While PBM Hospital got its own oxygen plant in April, it has a liquid medical oxygen (LMO) store tank, and procures from three other plants in the district, it realised in April that the consumption per patient was unsustainable given the high load. Officials say that at the time the hospital accounted for 75% of Bikaner’s oxygen consumption. So, on April 30, it decided to assign 30 oxygen beds to each nursing student for supervision.

Calling these students “our unsung heroes”, PNB Hospital Superintendent Dr Parminder Sirohi says little things made all the difference. “Earlier, while eating or going to the toilet, patients would not turn off the oxygen valve or increase the flow, thinking the more, the better.” Constant monitoring of levels and oxygen flow as well as supervising pronal breathing also helped cut down consumption.

The hospital then did an engineering tweak and rearranged oxygen beds. Says DM Mehta, “Another reason for oxygen wastage was the uniform supply to high-flow (ventilators and BiPAPs) and low-flow patients (through ‘manifolds’, where D-type cylinders are attached to a main line). We segregated critical and moderate patients. Ventilator beds were brought closer to the oxygen plant to ensure they received the required pressure.”
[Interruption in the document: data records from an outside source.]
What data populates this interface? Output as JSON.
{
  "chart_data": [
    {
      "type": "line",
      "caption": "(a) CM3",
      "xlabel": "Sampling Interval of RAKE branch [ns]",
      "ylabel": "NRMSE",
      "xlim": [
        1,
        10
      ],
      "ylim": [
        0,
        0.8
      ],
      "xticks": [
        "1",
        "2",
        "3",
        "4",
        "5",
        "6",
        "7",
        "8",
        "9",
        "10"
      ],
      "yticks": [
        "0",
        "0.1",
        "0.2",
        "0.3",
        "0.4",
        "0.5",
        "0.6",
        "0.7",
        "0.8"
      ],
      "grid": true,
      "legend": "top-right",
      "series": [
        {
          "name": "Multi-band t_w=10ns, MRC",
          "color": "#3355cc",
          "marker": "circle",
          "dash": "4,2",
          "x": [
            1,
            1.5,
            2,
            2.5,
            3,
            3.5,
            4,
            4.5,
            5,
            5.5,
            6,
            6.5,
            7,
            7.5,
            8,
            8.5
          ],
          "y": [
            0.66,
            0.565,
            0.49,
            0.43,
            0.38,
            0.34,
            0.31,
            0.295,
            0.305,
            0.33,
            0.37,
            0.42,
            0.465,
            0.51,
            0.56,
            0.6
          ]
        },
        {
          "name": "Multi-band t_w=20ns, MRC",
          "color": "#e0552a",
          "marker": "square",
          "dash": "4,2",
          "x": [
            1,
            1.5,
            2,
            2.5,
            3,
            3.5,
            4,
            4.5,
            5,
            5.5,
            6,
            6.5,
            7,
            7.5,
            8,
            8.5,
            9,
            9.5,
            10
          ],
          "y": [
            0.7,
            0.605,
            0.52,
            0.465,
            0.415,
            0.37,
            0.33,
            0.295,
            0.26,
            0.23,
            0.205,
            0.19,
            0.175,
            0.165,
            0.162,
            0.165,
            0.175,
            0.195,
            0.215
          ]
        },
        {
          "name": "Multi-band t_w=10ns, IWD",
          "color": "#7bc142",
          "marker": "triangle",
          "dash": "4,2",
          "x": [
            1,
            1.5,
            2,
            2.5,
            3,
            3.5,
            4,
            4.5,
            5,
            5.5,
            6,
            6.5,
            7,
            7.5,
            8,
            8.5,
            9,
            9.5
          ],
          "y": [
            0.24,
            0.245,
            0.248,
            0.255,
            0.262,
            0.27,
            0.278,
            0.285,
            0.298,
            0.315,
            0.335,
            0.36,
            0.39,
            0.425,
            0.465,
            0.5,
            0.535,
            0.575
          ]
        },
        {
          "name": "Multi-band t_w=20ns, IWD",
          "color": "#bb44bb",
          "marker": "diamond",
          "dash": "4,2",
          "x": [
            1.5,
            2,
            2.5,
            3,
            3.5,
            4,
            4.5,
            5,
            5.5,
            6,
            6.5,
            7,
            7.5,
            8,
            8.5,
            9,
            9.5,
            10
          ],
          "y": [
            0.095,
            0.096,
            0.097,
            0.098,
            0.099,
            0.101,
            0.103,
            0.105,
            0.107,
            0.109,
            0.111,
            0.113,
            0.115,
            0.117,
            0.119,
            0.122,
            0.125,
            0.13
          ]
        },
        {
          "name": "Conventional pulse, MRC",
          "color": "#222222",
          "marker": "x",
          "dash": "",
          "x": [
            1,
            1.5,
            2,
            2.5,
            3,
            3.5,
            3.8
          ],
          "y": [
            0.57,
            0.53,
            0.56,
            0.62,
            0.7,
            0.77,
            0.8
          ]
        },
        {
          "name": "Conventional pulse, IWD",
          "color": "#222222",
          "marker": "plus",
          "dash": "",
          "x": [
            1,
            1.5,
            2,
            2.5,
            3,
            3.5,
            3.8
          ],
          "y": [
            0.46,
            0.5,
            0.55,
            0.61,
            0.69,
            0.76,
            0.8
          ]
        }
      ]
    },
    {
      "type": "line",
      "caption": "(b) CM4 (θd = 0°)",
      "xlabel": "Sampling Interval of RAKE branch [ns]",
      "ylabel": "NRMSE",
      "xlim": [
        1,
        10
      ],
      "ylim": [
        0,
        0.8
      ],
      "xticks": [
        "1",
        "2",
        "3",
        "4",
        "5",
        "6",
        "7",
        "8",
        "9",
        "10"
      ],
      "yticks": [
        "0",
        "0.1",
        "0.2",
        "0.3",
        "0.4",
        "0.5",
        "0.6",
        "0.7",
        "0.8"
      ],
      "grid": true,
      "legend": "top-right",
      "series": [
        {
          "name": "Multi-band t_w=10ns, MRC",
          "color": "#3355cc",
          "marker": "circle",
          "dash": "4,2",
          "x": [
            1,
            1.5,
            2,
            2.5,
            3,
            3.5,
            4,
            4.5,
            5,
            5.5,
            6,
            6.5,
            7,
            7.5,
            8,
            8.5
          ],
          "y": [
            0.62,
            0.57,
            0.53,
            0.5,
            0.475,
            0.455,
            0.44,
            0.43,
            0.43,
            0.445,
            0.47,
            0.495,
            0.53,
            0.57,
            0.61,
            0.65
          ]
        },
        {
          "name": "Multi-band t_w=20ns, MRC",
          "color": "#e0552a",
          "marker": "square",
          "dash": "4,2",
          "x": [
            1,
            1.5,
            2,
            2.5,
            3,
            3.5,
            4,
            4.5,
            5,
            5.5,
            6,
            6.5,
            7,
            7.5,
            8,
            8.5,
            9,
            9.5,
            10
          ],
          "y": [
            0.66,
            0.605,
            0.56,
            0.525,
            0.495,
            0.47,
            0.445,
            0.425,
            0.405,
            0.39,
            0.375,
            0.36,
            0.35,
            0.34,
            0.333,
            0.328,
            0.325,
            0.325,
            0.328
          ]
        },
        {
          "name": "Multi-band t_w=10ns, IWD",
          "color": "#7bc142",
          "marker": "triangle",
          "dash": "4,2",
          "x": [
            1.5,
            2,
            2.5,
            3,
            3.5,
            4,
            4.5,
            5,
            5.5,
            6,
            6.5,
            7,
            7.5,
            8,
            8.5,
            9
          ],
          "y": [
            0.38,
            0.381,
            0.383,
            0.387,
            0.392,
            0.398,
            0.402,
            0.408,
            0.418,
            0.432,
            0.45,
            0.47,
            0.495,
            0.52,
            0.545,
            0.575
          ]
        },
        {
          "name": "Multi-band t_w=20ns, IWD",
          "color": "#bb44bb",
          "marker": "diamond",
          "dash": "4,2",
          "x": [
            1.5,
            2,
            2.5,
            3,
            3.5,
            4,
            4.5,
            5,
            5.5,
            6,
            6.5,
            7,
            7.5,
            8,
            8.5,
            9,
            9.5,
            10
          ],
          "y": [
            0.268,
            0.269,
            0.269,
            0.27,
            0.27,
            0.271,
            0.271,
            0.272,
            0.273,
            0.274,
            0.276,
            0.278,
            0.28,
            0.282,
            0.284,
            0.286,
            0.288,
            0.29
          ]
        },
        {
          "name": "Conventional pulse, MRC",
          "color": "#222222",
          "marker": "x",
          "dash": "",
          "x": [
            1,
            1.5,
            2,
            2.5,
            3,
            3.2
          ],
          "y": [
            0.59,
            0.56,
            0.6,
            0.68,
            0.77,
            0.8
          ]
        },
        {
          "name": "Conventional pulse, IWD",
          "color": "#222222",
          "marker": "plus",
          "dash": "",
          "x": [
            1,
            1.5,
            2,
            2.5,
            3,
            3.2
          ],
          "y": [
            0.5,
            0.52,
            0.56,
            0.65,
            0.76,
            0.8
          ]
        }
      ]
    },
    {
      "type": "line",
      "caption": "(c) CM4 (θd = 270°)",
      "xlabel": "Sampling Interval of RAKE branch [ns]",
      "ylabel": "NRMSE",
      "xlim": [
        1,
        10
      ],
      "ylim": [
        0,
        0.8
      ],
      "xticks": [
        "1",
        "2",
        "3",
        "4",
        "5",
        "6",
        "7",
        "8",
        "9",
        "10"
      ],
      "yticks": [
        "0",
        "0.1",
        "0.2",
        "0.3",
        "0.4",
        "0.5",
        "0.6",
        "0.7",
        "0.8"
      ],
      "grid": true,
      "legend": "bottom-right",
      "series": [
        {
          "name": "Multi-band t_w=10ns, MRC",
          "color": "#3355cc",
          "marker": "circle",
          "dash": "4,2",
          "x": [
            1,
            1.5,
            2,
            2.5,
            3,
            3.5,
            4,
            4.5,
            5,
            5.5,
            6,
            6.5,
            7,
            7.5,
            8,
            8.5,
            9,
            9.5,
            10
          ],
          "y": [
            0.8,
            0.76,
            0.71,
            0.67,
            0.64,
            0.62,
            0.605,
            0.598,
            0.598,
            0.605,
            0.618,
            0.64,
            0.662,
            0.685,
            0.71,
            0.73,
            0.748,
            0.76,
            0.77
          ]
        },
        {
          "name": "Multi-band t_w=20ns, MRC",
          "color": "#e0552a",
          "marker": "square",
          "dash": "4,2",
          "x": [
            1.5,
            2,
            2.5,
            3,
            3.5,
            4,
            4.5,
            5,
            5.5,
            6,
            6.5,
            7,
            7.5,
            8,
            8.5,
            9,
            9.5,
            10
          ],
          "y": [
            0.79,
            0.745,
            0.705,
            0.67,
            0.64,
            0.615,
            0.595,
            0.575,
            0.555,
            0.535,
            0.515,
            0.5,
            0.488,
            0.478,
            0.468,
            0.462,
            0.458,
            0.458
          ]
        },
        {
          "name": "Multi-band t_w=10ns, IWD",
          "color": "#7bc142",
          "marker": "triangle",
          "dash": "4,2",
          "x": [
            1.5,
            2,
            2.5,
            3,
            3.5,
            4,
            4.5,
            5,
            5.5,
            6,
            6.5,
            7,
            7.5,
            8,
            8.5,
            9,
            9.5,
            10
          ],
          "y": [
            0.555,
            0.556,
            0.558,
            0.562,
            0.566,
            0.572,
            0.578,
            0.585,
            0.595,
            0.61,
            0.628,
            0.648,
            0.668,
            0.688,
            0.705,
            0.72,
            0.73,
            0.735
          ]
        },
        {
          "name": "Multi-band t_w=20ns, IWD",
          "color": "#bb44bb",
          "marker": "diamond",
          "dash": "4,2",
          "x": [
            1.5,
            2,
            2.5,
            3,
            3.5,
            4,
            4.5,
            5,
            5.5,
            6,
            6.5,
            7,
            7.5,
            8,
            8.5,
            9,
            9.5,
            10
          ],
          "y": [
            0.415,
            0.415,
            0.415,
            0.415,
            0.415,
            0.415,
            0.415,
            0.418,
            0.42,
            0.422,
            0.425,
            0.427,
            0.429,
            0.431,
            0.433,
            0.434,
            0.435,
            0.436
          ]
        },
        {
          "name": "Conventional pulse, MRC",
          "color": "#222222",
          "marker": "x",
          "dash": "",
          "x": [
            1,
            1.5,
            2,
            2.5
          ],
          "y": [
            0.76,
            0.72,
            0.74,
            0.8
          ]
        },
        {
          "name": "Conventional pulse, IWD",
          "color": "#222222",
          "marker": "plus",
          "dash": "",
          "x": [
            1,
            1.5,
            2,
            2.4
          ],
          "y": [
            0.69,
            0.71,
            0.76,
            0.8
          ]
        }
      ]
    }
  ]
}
“The pressure of the plant was low and not conducive to critical patients. To solve this, we connected it to our LMO tank, pressure of which was high,” says Abhishek Patra, professor of Community Medicine at SP Medical College.

Dr Shankarlal Jakhar, the hospital’s nodal officer for oxygen, says the most challenging was the last week of April. “We kept running from one wing to another to supply points due to technical glitches or logistical hurdles,” he recalls.

Recently, PBM Hospital has seen its demand again shoot up, though patient numbers are down. “Our oxygen consumption has increased to three cylinders per day per patient due to a higher share of ventilator occupancy, from 10% of the patients in April to 50%,” says Dr Sirohi.

The nursing students, who earlier helped conduct a door-to-door survey in Bikaner for influenza-like illnesses, earn a mere Rs 20 a day stipend. But it’s not money that keeps them going.

Choudhary, who belongs to Churu, says her parents were initially apprehensive about her Covid duties. “I told them what could be more fulfilling than saving someone’s life.”